USD/CAD extends the bullish sequence from earlier this week, with the pair at risk for a larger advance as updates to Canada’s Consumer Price Index (CPI) does little to boost bets for another Bank of Canada (BoC) rate-hike in 2018. The loonie is selling off against the US dollar, the British pound and the Japanese yen, while making gains versus the euro and the Australian dollar. Last week, the Canadian dollar weakened as the US dollar strengthened. Thanks to accelerating US bond yields, the US dollar is becoming a relatively more attractive investment destination versus the Canadian dollar.

USDCAD Pushes Through

Bank of Canada Governor Stephen Poloz said that a recent increase in Canadian inflation does not automatically warrant a rate hike. As the BoC targets a 1-3% range, interest rates can temporarily rise above the Bank’s 2% target. Following guidance at the Bank of Canada’s most recent meeting, Governor Poloz is adopting an increasingly neutral tone. While last year’s rate hikes were part of an interest rate normalization plan, this year Poloz is signaling that rates are set to remain low for the foreseeable future.

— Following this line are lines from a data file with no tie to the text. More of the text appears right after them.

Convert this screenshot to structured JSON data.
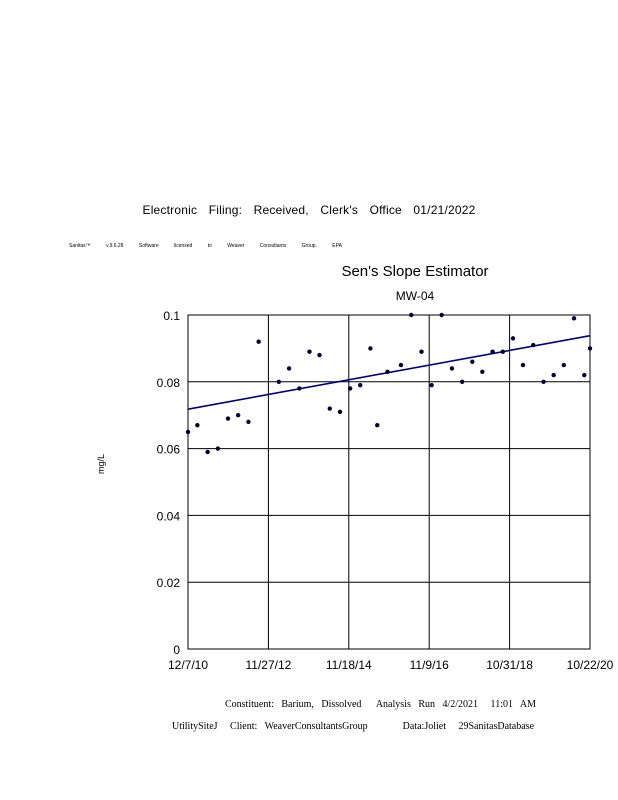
{
  "header": {
    "filing_notice": "Electronic Filing: Received, Clerk's Office 01/21/2022",
    "license": "Sanitas™ v.9.6.28 Software licensed to Weaver Consultants Group. EPA"
  },
  "footer": {
    "line1": "Constituent:   Barium,   Dissolved      Analysis   Run   4/2/2021     11:01   AM",
    "line2": "UtilitySiteJ     Client:   WeaverConsultantsGroup              Data:Joliet     29SanitasDatabase"
  },
  "chart_data": {
    "type": "scatter",
    "title": "Sen's Slope Estimator",
    "subtitle": "MW-04",
    "ylabel": "mg/L",
    "xlabel": "",
    "ylim": [
      0,
      0.1
    ],
    "xlim": [
      "2010-12-07",
      "2020-10-22"
    ],
    "grid": true,
    "y_ticks": [
      "0",
      "0.02",
      "0.04",
      "0.06",
      "0.08",
      "0.1"
    ],
    "x_ticks": [
      "12/7/10",
      "11/27/12",
      "11/18/14",
      "11/9/16",
      "10/31/18",
      "10/22/20"
    ],
    "colors": {
      "points": "#000033",
      "trend": "#000080",
      "grid": "#000000"
    },
    "series": [
      {
        "points": [
          [
            "2010-12-07",
            0.065
          ],
          [
            "2011-03-01",
            0.067
          ],
          [
            "2011-06-01",
            0.059
          ],
          [
            "2011-09-01",
            0.06
          ],
          [
            "2011-12-01",
            0.069
          ],
          [
            "2012-03-01",
            0.07
          ],
          [
            "2012-06-01",
            0.068
          ],
          [
            "2012-09-01",
            0.092
          ],
          [
            "2013-03-01",
            0.08
          ],
          [
            "2013-06-01",
            0.084
          ],
          [
            "2013-09-01",
            0.078
          ],
          [
            "2013-12-01",
            0.089
          ],
          [
            "2014-03-01",
            0.088
          ],
          [
            "2014-06-01",
            0.072
          ],
          [
            "2014-09-01",
            0.071
          ],
          [
            "2014-12-01",
            0.078
          ],
          [
            "2015-03-01",
            0.079
          ],
          [
            "2015-06-01",
            0.09
          ],
          [
            "2015-08-01",
            0.067
          ],
          [
            "2015-11-01",
            0.083
          ],
          [
            "2016-03-01",
            0.085
          ],
          [
            "2016-06-01",
            0.1
          ],
          [
            "2016-09-01",
            0.089
          ],
          [
            "2016-12-01",
            0.079
          ],
          [
            "2017-03-01",
            0.1
          ],
          [
            "2017-06-01",
            0.084
          ],
          [
            "2017-09-01",
            0.08
          ],
          [
            "2017-12-01",
            0.086
          ],
          [
            "2018-03-01",
            0.083
          ],
          [
            "2018-06-01",
            0.089
          ],
          [
            "2018-09-01",
            0.089
          ],
          [
            "2018-12-01",
            0.093
          ],
          [
            "2019-03-01",
            0.085
          ],
          [
            "2019-06-01",
            0.091
          ],
          [
            "2019-09-01",
            0.08
          ],
          [
            "2019-12-01",
            0.082
          ],
          [
            "2020-03-01",
            0.085
          ],
          [
            "2020-06-01",
            0.099
          ],
          [
            "2020-09-01",
            0.082
          ],
          [
            "2020-10-22",
            0.09
          ]
        ]
      }
    ],
    "trend_line": {
      "start": [
        "2010-12-07",
        0.0718
      ],
      "end": [
        "2020-10-22",
        0.0938
      ]
    }
  }
}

This is a very light week for economic data relating to the Canadian dollar, as no significant data releases are scheduled for this week. Last week, the Bank of Canada maintained its existing interest rates, while suggesting that accommodative policies were set to continue. The USD/CAD exchange rate is currently above 1.2790. Intraday bias in USD/CAD remains on the upside for further rebound. However, we’re holding on to the view that rebound from 1.2061 has completed with three waves up to 1.3124. Hence, we’d expect strong resistance below 1.2814 support turned resistance to limit upside and bring another fall. On the downside, below 1.2658 minor support will turn bias back to the downside for 1.2526. However, firm break of 1.2814 will invalidate our view and bring stronger rally to retest 1.3124 instead.